Set kids’ schedules and work around them. In Durham, N.C., Lauren Hanford and her husband kicked off a work-with-kids experiment. With their two daughters, ages 1 and 4, out of daycare, Mrs. H began her days working 4 a.m. to 6 a.m.  As of the interview, both parents—he usually works in an office—worked for an hour Monday morning while the baby napped and their four-year-old had iPad time. Both hoped to hop online from around 8 p.m. to 10 p.m., after the girls are asleep. 

Agree ahead of time on scheduling Given that groups do better when they know what to expect, the Sylvans of NY, created a schedule for their daughter’s days that includes walks, play time and academic activities. Around it, they try to split supervision duties equally. When both of them both have work? The partner with the higher-paying client takes priority. 

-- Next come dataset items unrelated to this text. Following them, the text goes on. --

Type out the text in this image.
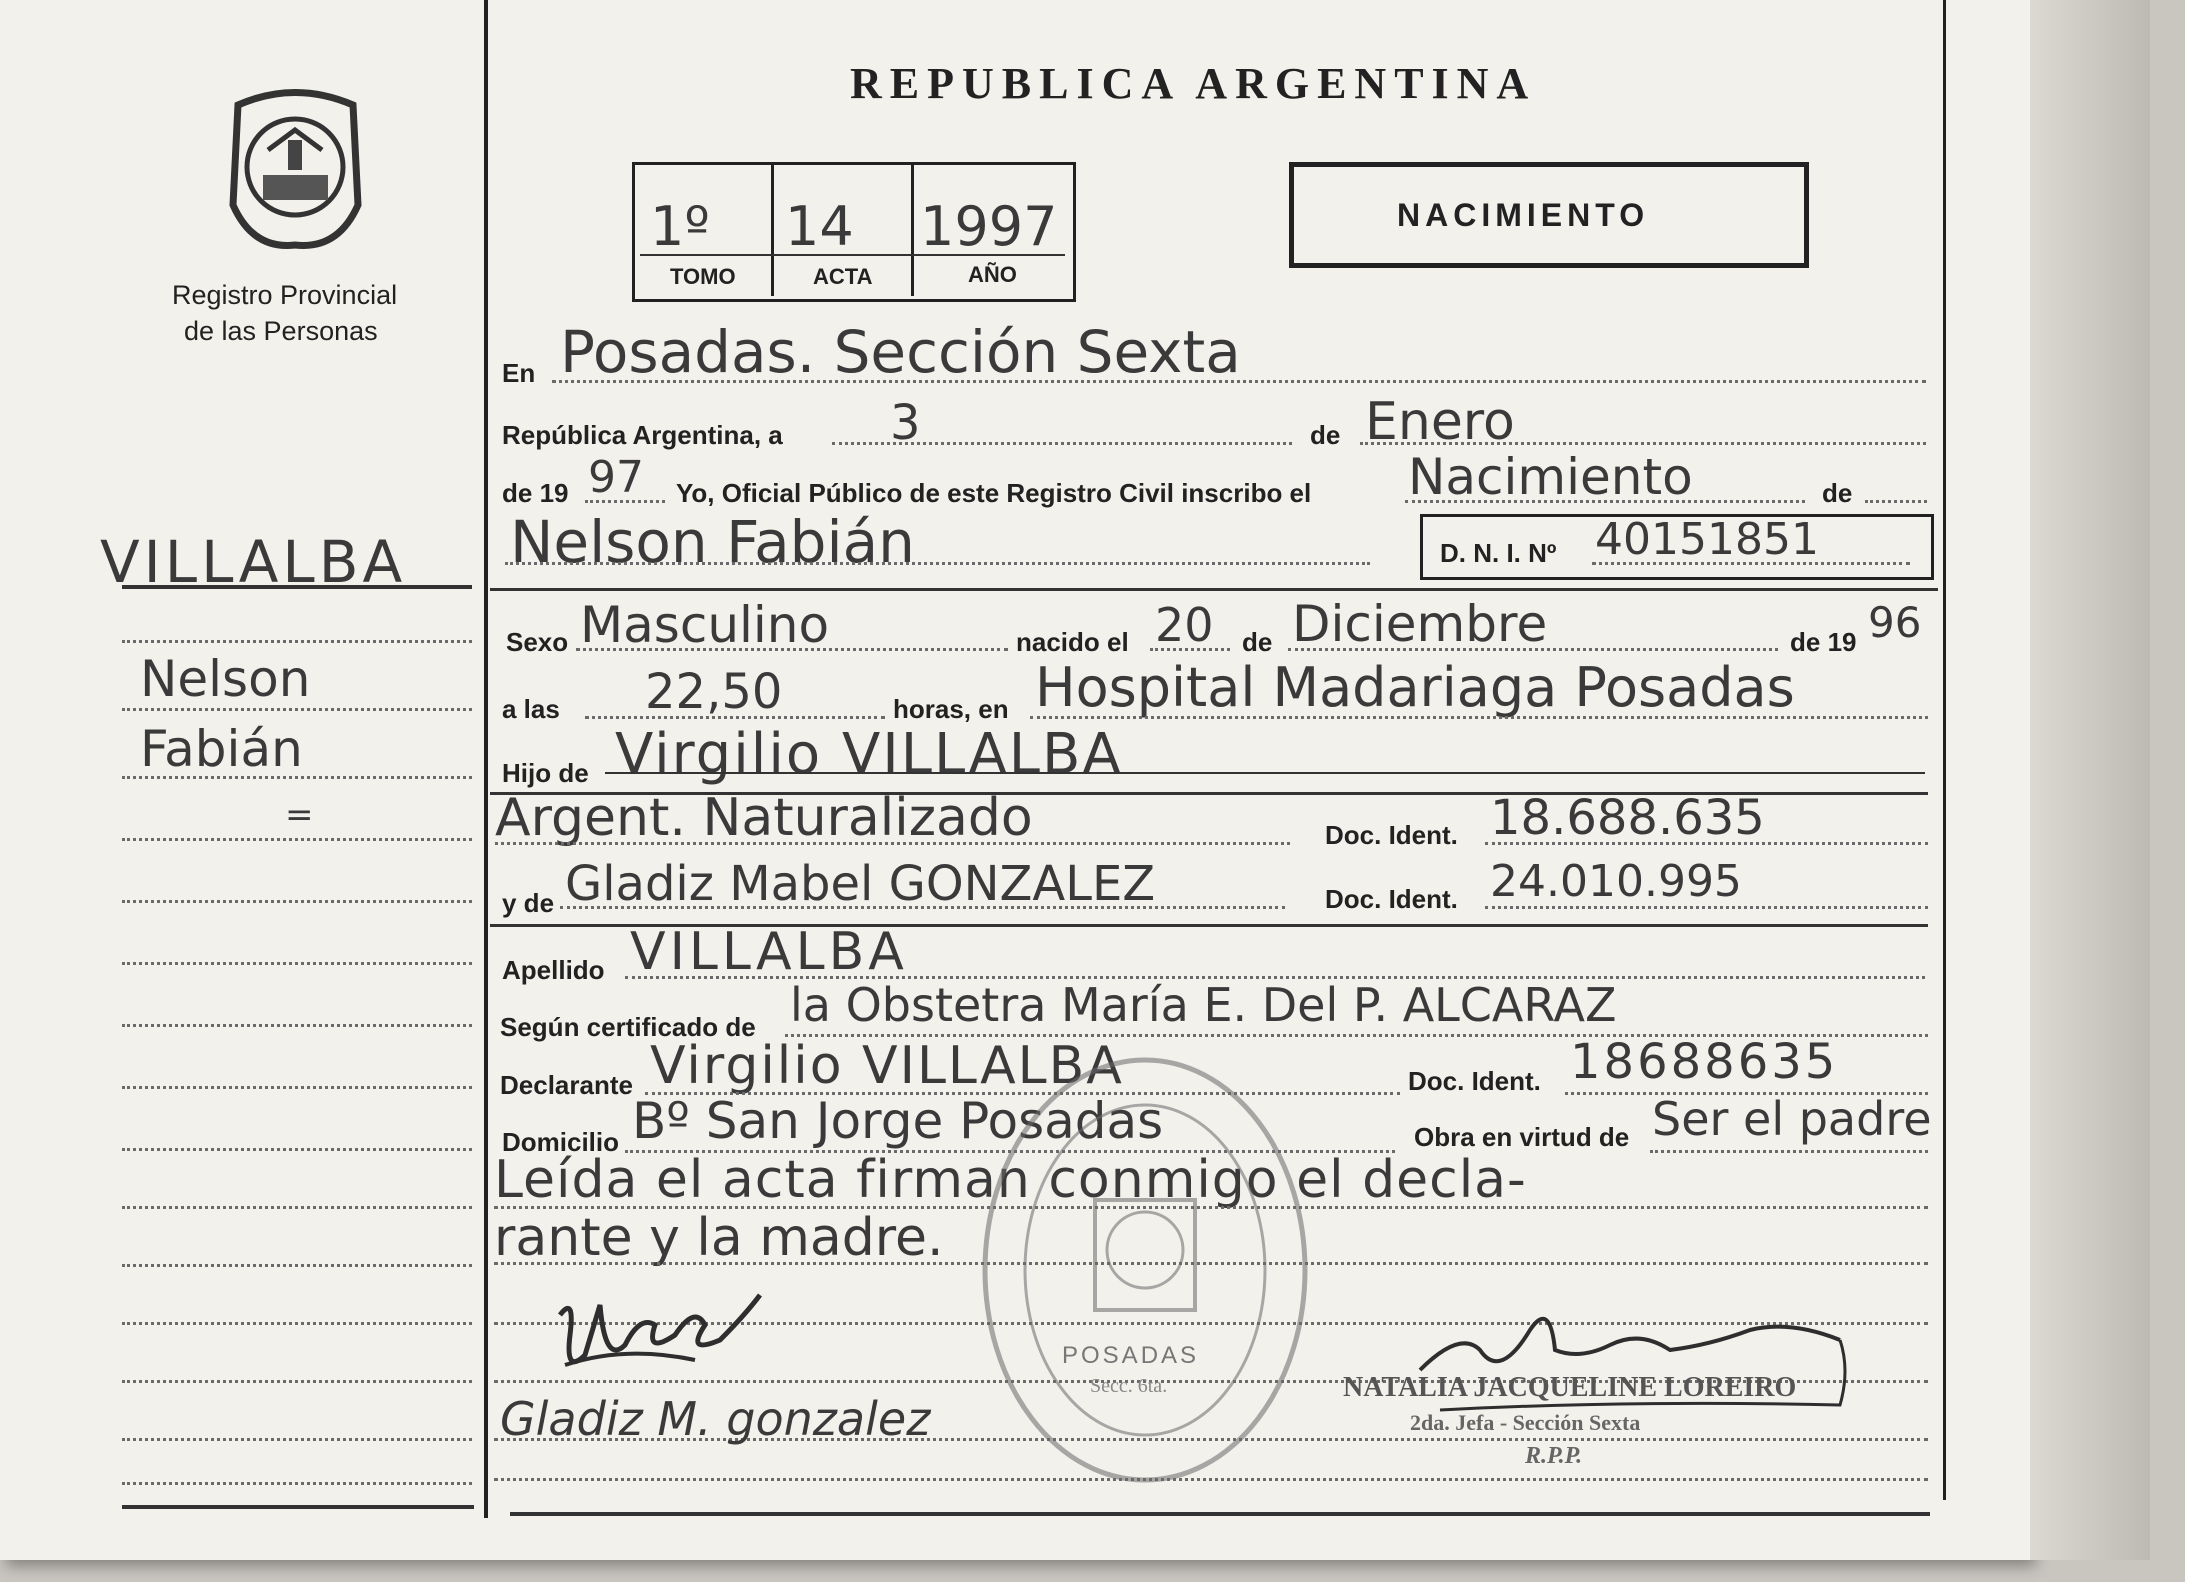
REPUBLICA ARGENTINA
Registro Provincial
de las Personas
1º 14 1997
TOMO	ACTA	AÑO
NACIMIENTO
VILLALBA
Nelson
Fabián
=
En Posadas. Sección Sexta
República Argentina, a 3	de Enero
de 19 97 Yo, Oficial Público de este Registro Civil inscribo el Nacimiento	de
Nelson Fabián	D. N. I. Nº 40151851
Sexo Masculino	nacido el 20 de Diciembre	de 19 96
a las 22,50	horas, en Hospital Madariaga Posadas
Hijo de Virgilio VILLALBA
Argent. Naturalizado	Doc. Ident. 18.688.635
y de Gladiz Mabel GONZALEZ	Doc. Ident. 24.010.995
Apellido VILLALBA
Según certificado de la Obstetra María E. Del P. ALCARAZ
Declarante Virgilio VILLALBA	Doc. Ident. 18688635
Domicilio Bº San Jorge Posadas	Obra en virtud de Ser el padre
Leída el acta firman conmigo el decla-
rante y la madre.
Gladiz M. gonzalez
NATALIA JACQUELINE LOREIRO
2da. Jefa - Sección Sexta
R.P.P.
POSADAS
Secc. 6ta.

Adjust expectations.  Ms. Hanford (see above) estimates that realistically, she’ll get in five solid hours of focused work a day, compared with eight before the outbreak. “I’m just showing a lot of support and kindness and grace to my team and asking for the same in return,” she says. “I keep telling my team, imagine how easy life is going to feel on the other side of this.”

Adjust conditions. Ksenia Peguero and husband installed blackout curtains in her daughter’s room to aid their daughter’s naptime/their work window. 

We’re all learning as we go, and that’s ok. Give yourself grace and space to learn and reflect.